Lead NTSB investigator Bill English said the plane's flight data recorder shows the thrusters on both engines were switched to reverse. He said that normally happens when crew members try to stop a takeoff.

Sumwalt said investigators are still gathering information about the exact wind conditions on the runway at the time of the accident. However, he said the cockpit voice recorder contained no comments about wind.

Investigators have not yet interviewed the plane's captain, who was flying the plane and was among the injured. Authorities have not disclosed his condition, but Sumwalt said he is physically unable to be interviewed. They have talked to the first officer, who said the plane began moving off the center of the runway as it reached about 103 mph while speeding down the runway for takeoff.

The plane continued to accelerate, reaching a maximum speed of about 137 mph, Sumwalt said.

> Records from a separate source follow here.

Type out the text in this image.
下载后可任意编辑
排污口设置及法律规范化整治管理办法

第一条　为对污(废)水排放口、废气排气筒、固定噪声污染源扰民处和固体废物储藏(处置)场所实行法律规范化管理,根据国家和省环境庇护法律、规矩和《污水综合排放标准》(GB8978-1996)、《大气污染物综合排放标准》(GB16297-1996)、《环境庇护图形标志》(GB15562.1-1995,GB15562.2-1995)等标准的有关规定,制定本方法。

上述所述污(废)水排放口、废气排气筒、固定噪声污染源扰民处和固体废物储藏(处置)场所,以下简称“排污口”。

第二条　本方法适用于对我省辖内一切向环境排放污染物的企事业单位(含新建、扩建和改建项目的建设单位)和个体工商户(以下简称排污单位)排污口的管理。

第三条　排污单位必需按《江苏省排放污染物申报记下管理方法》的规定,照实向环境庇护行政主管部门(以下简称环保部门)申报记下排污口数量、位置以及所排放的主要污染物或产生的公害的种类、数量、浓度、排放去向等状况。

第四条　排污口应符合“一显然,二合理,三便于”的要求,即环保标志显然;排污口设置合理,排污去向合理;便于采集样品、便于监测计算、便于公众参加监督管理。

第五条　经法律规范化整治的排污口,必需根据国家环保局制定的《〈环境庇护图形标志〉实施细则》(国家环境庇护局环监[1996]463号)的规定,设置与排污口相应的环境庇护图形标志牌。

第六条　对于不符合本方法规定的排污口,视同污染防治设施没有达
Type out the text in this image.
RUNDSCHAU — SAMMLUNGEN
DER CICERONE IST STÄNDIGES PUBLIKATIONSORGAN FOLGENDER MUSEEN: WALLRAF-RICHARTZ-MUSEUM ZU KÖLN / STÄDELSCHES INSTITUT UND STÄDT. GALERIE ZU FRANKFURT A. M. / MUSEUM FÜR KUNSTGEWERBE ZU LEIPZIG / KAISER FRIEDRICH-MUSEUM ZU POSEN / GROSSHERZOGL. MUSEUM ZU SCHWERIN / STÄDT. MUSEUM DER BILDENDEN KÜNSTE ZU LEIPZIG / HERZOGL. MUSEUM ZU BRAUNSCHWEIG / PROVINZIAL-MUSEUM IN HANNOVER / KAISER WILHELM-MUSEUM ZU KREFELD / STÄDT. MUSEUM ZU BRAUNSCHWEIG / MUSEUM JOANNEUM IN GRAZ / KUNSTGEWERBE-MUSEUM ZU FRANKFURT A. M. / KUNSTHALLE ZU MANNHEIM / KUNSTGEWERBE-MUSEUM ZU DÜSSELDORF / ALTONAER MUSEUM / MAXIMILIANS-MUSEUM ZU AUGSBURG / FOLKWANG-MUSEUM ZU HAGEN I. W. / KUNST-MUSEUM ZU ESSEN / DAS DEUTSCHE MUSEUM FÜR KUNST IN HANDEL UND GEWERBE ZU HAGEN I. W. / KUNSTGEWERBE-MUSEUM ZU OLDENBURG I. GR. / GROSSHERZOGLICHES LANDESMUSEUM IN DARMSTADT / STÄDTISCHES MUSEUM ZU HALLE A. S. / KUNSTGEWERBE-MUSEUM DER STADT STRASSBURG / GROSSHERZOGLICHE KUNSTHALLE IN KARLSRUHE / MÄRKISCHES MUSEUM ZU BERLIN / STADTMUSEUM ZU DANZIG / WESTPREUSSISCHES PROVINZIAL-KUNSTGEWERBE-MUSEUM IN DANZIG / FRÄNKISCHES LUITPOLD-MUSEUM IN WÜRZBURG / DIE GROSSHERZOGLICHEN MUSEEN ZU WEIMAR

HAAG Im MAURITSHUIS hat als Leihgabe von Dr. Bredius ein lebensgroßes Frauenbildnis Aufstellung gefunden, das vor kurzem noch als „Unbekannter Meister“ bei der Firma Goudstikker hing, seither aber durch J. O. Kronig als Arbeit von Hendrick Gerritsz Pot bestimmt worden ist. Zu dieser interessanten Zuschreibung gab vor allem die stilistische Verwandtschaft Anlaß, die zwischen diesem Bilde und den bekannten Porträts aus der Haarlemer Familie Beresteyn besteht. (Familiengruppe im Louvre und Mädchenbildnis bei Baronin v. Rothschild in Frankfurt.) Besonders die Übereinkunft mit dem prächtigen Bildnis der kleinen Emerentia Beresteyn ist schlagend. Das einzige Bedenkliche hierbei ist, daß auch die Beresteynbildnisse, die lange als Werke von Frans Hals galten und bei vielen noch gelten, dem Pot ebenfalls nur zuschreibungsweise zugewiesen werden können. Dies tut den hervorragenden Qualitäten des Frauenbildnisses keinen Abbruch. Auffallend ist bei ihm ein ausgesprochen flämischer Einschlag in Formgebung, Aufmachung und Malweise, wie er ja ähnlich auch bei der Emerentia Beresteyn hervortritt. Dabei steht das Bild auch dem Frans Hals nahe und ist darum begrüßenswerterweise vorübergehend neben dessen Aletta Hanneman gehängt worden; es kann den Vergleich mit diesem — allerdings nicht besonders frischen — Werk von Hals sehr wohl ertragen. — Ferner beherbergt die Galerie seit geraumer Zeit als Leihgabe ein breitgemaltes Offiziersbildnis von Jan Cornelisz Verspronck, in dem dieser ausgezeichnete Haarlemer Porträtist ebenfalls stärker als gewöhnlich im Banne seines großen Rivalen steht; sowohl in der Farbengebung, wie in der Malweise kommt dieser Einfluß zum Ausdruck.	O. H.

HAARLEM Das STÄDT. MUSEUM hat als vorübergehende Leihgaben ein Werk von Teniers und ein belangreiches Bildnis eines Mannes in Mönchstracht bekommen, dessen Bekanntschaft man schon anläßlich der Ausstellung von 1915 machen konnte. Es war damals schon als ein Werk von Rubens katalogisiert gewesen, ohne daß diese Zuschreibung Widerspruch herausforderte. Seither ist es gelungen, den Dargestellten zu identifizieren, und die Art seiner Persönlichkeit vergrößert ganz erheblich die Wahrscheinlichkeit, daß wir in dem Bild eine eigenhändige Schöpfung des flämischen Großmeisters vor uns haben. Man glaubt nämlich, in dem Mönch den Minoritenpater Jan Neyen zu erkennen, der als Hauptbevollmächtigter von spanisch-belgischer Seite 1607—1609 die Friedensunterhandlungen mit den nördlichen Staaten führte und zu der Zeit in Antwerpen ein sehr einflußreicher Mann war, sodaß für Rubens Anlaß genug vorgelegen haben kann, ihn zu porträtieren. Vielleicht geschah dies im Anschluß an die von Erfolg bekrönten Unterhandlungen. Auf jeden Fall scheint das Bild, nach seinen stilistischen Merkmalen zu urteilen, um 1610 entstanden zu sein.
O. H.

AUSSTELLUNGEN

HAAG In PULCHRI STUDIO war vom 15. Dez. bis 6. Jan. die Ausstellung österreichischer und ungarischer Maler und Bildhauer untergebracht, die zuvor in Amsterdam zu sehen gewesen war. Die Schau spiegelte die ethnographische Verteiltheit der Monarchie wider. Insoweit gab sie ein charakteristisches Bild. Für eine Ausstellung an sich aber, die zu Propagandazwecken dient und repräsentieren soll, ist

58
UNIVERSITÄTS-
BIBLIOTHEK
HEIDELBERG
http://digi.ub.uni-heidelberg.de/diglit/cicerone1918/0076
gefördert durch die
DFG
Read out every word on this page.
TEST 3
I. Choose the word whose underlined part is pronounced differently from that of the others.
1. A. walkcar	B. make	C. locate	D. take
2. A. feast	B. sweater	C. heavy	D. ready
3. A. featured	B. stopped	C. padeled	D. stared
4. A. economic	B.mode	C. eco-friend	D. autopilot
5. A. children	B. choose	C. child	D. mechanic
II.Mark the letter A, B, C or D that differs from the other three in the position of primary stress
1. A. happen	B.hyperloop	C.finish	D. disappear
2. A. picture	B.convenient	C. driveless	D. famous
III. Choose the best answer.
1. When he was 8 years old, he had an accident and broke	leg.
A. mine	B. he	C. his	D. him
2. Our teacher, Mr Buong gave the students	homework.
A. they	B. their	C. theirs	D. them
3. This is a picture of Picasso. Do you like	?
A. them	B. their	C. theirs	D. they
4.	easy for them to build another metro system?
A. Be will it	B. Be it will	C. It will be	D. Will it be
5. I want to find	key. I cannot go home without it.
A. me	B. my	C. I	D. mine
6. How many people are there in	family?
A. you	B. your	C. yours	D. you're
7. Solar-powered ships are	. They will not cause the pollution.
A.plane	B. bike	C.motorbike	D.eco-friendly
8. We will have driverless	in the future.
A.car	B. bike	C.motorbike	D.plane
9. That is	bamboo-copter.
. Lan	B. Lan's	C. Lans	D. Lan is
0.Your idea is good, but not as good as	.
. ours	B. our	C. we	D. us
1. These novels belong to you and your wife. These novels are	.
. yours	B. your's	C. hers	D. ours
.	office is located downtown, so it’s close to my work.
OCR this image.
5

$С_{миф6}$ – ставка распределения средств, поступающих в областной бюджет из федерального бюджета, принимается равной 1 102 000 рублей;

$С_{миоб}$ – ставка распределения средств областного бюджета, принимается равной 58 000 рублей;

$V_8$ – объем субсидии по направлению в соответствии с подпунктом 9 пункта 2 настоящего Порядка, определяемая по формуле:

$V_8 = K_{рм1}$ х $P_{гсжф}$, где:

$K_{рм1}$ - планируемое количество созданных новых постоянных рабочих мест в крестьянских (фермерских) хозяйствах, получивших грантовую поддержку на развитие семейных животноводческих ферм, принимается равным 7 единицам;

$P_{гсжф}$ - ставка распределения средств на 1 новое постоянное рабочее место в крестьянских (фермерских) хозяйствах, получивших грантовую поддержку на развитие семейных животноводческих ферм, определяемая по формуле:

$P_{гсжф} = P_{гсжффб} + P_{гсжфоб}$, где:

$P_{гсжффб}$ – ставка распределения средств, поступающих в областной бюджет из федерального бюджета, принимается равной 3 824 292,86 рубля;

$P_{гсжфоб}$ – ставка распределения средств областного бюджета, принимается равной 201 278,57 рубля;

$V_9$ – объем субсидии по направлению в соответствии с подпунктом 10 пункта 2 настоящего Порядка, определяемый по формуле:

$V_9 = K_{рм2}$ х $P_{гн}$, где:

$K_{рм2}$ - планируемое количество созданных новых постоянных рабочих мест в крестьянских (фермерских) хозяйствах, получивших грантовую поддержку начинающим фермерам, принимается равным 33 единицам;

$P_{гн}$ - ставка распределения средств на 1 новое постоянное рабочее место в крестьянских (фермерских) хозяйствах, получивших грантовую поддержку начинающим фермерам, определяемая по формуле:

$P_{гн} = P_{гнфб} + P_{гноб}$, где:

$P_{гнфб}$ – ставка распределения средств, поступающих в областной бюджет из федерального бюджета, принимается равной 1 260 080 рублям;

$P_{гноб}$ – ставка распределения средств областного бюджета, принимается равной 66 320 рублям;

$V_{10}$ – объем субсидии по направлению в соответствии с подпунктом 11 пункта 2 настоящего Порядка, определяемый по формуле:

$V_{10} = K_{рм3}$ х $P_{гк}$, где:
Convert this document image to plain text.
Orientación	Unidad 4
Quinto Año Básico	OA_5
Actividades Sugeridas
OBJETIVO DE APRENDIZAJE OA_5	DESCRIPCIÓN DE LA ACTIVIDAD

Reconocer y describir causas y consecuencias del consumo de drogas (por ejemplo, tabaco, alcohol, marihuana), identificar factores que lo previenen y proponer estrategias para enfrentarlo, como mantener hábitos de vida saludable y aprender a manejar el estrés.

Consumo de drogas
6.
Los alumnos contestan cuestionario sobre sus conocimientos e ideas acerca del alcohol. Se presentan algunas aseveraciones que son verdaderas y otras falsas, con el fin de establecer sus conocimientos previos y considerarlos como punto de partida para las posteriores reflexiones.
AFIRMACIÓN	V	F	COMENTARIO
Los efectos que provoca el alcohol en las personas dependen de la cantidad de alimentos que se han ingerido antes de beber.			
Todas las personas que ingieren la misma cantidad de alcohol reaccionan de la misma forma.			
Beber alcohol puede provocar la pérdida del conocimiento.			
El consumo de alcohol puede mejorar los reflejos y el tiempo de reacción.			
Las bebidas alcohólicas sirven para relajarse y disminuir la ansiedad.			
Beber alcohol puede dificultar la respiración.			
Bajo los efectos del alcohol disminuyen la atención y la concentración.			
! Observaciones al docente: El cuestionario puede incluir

Off-duty crew members who had flown the plane earlier in the day also were on board at the time of the accident, and Sumwalt said the first officer from that crew returned to the plane three times to help rescue passengers. Sumwalt also reported that those crew members said they had no problems with the plane during their flight.

A fire charred and ripped open much of the right side of the plane, with the worst damage around a crack around the fuselage. Sumwalt said all the passenger seats remained intact during the plane's wild ride off the runway, although seats in row 18, near the crack, had loose fittings.

Sumwalt said the runway was bare and dry when the plane attempted to take off and no debris was found there.